El anuncio del Presidente dejó también otros temas relevantes sobre la mesa, la decisión de avanzar en la construcción de la base naval integrada de Tierra del Fuego y la conformación de un Consejo de Seguridad integrado por Cancillería, los ministerios de Defensa y Economía y la Secretaría de Inteligencia del Estado. Hay alguna inquietud en la oposición sobre si el Consejo de Seguridad no tendrá como objetivo introducir a la SIDE o las Fuerzas Armadas en cuestiones de seguridad interior hasta ahora vedadas. Habrá que ver la letra de la ley.

En tanto, el proyecto de la base naval fue anunciado en 2022, durante la gestión de Alberto Fernández. Milei lo paralizó apenas asumió, junto con el resto de la obra pública. Sin embargo, recibió allí en abril de 2024 a la entonces comandante del Comando Sur de Estados Unidos, Laura Richardson. Dijo que la mejor forma de defender la soberanía era "reforzar la alianza" con el país del norte. La visita conjunta alimentó sospechas sobre la eventual participación estadounidense en la construcción y posterior uso de la base. El Gobierno lo negó.
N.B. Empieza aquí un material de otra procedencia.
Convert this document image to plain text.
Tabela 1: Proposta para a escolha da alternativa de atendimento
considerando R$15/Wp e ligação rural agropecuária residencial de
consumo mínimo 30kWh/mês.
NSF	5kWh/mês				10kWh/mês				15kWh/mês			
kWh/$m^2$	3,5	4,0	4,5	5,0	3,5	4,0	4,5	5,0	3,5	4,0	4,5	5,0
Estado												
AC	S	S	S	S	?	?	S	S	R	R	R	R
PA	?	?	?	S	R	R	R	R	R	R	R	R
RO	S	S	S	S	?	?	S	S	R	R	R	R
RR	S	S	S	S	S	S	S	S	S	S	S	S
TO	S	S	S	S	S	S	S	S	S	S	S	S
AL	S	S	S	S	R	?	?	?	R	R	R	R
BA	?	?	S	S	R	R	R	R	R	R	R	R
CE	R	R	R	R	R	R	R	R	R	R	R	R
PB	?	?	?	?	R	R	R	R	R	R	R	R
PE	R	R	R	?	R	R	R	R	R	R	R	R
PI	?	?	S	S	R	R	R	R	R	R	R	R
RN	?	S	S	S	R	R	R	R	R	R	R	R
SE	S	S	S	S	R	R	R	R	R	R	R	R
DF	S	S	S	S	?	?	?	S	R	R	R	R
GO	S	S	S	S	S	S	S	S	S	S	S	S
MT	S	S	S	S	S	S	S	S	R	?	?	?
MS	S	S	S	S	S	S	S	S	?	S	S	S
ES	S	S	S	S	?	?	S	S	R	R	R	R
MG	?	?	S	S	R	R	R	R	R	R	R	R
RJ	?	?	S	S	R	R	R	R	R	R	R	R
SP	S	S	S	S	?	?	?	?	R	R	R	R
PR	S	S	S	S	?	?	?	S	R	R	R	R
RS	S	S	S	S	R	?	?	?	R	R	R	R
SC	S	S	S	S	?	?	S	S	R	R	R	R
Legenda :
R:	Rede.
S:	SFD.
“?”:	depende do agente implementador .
El canciller Pablo Quirno dijo este viernes que la construcción se hará con fondos propios. Cualquier ingreso de personal militar estadounidense requeriría de la aprobación del Congreso. Sin embargo, es claro que la cuestión es de interés de Estados Unidos. En las últimas horas, Donald Trump utilizó la causa Malvinas para tensionar con el gobierno británico por diferencias públicas en torno al gasto militar de la OTAN y la guerra en Irak. Hace menos de un año, elogiaba la “inestimable y eterna" alianza con el Reino Unido junto al rey Carlos III.

“Los hechos objetivos son correctos, las sanciones a las empresas, la construcción de la base naval. Pero la intencionalidad de Milei es reposicionar al Gobierno y la motivación para eso es la geopolítica de Trump. Milei actúa como un alfil de Trump”, dice el diputado peronista Agustín Rossi, exministro de Defensa y extitular de la SIDE.

A la cuestión de las relaciones con el Reino Unidos hay que sumarle la preocupación de Trump por la presencia china en el Atlántico Sur. La participación del gigante asiático en la construcción de la base ya había sido planteada al gobierno de Fernández por Craig Faller, que estuvo a cargo del Comando Sur durante el gobierno de Joe Biden.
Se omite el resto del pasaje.